The Shadow Patrol (John Wells Series #6) by Alex Berenson

Kirkus Reviews -

Former CIA tough guy John Wells is back, and this time he's busting a heroin-smuggling ring operating out of an isolated Army base in Afghanistan. After a disastrous meeting with his estranged son, Wells accepts a freelance mission offered by his old agency boss Ellis Shafer. In the aftermath of a suicide bombing that killed the station chief and several of the best agents in the CIA's Kabul station, Wells is supposed to go to Afghanistan, see how things are going, then report back to CIA chief Vince Duto. More importantly, there have been reports that a mole in the Kabul station is working with a local Taliban leader, possibly to smuggle heroin. An analyst in the Kabul station thinks a group called the Thuwanis may be the source of the heroin, and that soldiers in the U.S. Army may be involved. Posing as a wealthy Saudi anxious to help fund jihad, Wells visits the Thuwani compound and uncovers some key information. But as he and Shafer unravel the threads of the conspiracy, they just can't seem to figure out a motive, which may have more to do with revenge than money. Fans of Berenson's previous Wells novels (The Faithful Spy, 2006, etc.) will find more to like here, including plenty of superbly paced action sequences, and the kind of background that suggests a better-than-average understanding of what soldiers on the ground actually see in Afghanistan. Skeptics will continue to roll their eyes at Wells' superhuman ability to, almost at the drop of a hat, pass for a national from whichever Middle Eastern country best suits his needs. There are also a few too-convenient plot twists, including a head-scratching scene wherein a conspirator in the smuggling ring is discovered thanks to the fact that he has "friended" a co-conspirator on Facebook. However, the prose is airtight, the pacing is excellent and the phenomenal action sequences more than make up for minor weaknesses in the plot. Berenson's highly enjoyable series continues with more of the rock-solid same.

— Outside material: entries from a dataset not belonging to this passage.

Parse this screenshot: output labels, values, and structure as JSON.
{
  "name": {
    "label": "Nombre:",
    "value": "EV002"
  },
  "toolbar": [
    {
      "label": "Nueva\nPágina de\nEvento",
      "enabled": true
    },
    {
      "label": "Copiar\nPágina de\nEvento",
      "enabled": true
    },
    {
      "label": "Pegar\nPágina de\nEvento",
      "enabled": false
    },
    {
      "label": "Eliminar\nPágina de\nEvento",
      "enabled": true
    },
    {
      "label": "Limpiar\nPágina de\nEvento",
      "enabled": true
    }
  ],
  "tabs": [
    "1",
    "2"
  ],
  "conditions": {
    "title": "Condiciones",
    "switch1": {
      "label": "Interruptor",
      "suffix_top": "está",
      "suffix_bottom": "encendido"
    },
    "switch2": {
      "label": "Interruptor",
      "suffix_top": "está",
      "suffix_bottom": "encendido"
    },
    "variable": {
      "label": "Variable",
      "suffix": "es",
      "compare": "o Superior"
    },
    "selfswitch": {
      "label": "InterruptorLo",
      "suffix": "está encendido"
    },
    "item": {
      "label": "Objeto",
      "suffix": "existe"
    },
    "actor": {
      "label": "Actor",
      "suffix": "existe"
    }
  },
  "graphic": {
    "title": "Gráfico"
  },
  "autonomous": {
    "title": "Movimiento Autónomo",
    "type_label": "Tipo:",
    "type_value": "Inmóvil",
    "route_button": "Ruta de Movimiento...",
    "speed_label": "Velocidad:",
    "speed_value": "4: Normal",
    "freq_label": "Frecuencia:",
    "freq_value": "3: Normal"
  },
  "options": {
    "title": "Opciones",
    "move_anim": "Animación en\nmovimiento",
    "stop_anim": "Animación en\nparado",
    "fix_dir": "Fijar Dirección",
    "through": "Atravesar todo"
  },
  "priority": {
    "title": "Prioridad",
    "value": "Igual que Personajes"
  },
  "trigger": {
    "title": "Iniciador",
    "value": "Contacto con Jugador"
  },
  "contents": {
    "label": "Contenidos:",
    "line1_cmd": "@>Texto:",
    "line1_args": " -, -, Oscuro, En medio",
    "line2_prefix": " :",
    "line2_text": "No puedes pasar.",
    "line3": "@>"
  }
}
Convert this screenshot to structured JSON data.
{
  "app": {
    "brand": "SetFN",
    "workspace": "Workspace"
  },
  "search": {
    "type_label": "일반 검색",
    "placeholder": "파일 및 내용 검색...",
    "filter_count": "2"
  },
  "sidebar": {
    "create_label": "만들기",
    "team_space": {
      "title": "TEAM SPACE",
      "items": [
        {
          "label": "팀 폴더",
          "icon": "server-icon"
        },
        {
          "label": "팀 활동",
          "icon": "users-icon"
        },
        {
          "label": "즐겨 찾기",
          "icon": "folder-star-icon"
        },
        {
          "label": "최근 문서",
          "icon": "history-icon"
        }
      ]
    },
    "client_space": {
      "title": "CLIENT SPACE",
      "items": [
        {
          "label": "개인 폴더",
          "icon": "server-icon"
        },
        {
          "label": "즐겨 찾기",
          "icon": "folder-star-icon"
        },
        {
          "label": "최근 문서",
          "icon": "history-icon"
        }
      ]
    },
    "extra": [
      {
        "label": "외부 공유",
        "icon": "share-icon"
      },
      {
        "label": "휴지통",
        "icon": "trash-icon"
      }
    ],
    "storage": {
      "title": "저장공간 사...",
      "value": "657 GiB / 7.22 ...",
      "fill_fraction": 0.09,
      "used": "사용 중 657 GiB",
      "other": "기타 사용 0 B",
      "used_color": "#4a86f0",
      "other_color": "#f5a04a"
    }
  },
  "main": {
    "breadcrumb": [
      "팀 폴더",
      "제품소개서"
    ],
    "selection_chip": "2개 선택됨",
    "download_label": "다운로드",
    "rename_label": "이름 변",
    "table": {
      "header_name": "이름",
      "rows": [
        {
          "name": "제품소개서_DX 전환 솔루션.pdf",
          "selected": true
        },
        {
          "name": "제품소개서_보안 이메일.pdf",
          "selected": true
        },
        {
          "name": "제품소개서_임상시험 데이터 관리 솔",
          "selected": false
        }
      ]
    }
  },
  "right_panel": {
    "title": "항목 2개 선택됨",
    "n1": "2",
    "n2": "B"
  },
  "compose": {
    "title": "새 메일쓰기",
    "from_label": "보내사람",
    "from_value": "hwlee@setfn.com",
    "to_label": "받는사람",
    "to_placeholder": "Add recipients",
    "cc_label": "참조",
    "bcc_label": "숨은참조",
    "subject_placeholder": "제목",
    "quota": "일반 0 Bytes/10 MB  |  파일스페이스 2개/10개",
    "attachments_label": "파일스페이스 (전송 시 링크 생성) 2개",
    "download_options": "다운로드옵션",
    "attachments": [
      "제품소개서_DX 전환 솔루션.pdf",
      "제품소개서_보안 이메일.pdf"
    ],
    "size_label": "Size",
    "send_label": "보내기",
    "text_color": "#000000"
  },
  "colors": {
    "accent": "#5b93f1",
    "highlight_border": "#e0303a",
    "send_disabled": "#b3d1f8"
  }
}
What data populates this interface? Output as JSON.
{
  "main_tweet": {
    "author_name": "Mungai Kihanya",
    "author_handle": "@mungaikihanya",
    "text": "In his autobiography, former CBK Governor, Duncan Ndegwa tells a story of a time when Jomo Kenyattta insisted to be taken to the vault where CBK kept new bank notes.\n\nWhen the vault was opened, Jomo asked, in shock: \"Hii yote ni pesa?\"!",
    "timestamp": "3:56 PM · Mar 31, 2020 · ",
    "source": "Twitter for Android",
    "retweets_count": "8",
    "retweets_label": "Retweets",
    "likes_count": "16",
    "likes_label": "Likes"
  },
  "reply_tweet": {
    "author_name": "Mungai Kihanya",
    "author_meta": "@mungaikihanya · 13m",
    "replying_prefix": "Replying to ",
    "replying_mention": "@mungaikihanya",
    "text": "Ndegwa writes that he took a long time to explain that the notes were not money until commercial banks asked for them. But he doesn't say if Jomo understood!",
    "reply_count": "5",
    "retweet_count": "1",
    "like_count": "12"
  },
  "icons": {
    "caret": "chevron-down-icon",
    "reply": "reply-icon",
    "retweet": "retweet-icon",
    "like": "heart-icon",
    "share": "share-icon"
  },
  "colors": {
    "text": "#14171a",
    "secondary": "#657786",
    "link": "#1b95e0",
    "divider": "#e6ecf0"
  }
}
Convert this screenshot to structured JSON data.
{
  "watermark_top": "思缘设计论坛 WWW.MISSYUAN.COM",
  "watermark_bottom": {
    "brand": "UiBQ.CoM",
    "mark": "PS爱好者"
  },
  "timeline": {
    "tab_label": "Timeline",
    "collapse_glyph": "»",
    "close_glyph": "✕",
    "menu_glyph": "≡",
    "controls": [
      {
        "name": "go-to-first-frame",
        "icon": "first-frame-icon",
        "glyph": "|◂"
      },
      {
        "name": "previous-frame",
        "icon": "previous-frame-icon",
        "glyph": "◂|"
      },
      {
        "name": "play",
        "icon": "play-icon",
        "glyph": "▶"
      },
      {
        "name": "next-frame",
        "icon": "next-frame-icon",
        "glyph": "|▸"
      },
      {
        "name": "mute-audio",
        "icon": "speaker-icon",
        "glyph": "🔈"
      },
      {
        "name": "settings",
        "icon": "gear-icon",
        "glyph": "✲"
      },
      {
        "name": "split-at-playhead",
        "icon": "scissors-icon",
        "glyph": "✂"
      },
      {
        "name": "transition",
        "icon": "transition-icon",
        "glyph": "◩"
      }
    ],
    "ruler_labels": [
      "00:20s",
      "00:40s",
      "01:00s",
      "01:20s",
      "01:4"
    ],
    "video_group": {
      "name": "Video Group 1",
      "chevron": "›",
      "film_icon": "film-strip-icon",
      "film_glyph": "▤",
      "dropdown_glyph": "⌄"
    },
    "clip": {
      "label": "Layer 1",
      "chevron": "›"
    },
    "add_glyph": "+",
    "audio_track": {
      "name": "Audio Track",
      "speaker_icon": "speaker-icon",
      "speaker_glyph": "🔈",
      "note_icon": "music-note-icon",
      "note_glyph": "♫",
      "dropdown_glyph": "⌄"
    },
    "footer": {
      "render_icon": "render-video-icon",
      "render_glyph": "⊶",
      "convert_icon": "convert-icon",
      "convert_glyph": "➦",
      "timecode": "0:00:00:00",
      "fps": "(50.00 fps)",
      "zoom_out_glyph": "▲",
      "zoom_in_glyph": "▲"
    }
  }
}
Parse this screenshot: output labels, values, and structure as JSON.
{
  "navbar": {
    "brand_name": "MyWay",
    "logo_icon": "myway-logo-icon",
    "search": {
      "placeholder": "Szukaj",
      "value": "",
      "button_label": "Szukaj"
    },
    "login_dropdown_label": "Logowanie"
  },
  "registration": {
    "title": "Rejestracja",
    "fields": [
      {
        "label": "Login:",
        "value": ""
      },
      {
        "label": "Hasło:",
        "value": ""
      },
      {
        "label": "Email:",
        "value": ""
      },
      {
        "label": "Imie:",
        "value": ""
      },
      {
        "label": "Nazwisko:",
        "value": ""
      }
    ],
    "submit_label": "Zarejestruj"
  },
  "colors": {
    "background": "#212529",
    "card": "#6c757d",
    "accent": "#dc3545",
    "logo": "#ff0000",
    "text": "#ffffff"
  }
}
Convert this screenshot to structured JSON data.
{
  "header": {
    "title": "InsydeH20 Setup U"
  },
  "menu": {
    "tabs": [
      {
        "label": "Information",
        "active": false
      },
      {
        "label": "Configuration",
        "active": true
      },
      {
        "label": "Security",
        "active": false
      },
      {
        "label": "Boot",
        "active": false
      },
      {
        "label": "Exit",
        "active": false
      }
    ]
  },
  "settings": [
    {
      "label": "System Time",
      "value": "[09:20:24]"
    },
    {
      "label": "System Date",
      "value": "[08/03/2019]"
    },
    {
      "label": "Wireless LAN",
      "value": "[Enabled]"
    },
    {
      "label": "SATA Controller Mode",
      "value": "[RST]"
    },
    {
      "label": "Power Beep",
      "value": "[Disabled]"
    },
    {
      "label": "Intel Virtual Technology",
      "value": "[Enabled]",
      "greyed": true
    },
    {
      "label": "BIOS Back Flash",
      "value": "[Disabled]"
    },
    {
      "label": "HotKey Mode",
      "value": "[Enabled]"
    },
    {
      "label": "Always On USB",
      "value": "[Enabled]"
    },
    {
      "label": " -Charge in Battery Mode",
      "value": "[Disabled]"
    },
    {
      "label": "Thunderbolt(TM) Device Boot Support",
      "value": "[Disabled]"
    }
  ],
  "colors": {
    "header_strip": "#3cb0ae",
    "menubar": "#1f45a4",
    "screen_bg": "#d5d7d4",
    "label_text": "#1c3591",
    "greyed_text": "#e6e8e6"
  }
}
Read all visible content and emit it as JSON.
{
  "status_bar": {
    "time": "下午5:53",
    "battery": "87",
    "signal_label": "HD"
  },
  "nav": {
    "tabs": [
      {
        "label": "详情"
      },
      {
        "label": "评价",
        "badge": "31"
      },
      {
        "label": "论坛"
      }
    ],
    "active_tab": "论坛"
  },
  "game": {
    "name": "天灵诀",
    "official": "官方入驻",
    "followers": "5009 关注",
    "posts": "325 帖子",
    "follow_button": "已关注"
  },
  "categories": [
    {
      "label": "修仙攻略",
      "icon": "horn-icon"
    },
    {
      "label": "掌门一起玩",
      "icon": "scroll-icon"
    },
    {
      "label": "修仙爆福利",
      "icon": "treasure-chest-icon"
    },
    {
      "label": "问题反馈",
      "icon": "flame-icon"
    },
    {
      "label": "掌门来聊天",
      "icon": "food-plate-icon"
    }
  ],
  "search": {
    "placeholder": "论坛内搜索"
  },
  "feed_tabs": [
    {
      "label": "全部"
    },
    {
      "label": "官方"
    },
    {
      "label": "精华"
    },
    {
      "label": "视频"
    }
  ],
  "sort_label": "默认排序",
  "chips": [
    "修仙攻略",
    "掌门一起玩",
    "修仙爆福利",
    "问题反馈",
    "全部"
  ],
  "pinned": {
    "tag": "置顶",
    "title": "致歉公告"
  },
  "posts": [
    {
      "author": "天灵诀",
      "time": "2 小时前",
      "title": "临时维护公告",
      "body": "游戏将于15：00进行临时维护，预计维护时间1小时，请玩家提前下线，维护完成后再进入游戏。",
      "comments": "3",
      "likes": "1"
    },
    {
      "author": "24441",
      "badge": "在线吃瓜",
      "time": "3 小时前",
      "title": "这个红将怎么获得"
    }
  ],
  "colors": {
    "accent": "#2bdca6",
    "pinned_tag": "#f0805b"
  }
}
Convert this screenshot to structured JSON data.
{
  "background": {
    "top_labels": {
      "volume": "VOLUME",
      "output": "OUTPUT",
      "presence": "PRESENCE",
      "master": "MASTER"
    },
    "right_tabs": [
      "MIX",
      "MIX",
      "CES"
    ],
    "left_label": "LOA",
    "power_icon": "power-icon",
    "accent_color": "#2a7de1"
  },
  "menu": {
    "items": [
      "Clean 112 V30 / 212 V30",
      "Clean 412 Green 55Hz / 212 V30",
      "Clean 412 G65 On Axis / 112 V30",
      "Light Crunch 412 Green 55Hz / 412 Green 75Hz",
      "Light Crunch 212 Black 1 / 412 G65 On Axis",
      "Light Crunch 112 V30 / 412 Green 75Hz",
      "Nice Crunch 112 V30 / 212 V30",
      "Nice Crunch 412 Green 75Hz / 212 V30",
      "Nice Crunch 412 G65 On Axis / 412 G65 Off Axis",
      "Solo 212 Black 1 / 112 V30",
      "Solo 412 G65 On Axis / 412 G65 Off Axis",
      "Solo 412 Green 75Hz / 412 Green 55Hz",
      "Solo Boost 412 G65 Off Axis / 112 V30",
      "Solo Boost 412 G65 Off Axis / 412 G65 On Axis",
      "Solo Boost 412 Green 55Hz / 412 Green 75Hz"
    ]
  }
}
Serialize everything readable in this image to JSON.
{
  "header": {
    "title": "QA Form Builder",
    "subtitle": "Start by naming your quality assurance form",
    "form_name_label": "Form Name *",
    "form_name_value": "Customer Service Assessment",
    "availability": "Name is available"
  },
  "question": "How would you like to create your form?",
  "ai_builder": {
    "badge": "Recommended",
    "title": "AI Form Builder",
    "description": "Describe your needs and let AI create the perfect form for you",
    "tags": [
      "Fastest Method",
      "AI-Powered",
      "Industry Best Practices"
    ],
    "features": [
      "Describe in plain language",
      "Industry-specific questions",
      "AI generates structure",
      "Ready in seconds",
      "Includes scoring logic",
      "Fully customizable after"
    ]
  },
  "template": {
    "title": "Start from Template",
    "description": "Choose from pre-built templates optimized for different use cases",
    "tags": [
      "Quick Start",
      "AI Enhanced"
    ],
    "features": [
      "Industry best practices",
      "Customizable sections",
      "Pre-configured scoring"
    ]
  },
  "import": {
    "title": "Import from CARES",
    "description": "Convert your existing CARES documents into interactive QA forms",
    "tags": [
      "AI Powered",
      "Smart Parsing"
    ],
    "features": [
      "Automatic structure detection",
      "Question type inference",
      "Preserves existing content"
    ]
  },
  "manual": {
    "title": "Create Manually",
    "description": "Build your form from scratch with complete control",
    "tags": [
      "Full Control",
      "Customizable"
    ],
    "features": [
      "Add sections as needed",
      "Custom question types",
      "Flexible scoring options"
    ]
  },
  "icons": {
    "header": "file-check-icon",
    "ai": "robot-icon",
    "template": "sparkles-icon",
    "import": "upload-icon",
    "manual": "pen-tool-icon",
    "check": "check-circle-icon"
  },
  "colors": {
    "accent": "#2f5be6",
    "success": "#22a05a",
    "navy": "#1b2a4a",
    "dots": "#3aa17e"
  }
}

The Wolf Gift by Anne Rice

Kirkus Reviews -

The "gift" of the title refers to a werewolf who acts more like Batman than like a bestial agent of disorder, for he goes about rescuing damsels (and guys) in distress and in the process killing the bad guys. Reuben Golding has everything going for him--good looks, a monied family, a girlfriend and a job as a reporter for the San Francisco Observer. He's sent to do a story on a mysterious house north of the city, and there he meets the equally mysterious Marchent Nideck, an elegant older woman who hopes to sell the house now that her great-uncle Felix Nideck has (after a 20-year disappearance) finally been declared officially dead. Touring the house with Marchent, Reuben becomes equally enamored with both architecture and hostess. Shortly after an eruption of spontaneous lovemaking, Marchent is attacked and killed, and Reuben, also attacked, finds himself badly injured. It seems Reuben's attackers were themselves set upon by a beast who bit Reuben and left him a "Chrism"--the power to transform to lupine status and concomitant power to sniff out evil (literally) and snuff out evil-doers. In the hour's interlude between lovemaking and attack, Marchent has conveniently contacted her lawyers and willed the Nideck estate to Reuben. The house is filled with Gothic bric-a-brac like old manuscripts and cuneiform tablets that suggest a connection to the supposedly (but not actually?) dead Felix. In his wolfish form Reuben falls in love with the recently widowed Laura, and, mystified by what's happening, he seeks the advice of his sage brother Jim, a Roman Catholic priest. One of the mysteries is that it doesn't take a full moon to effect Reuben's transformation.

Despite some of the creakiness of the machinery, Rice finds new permutations in an old tale.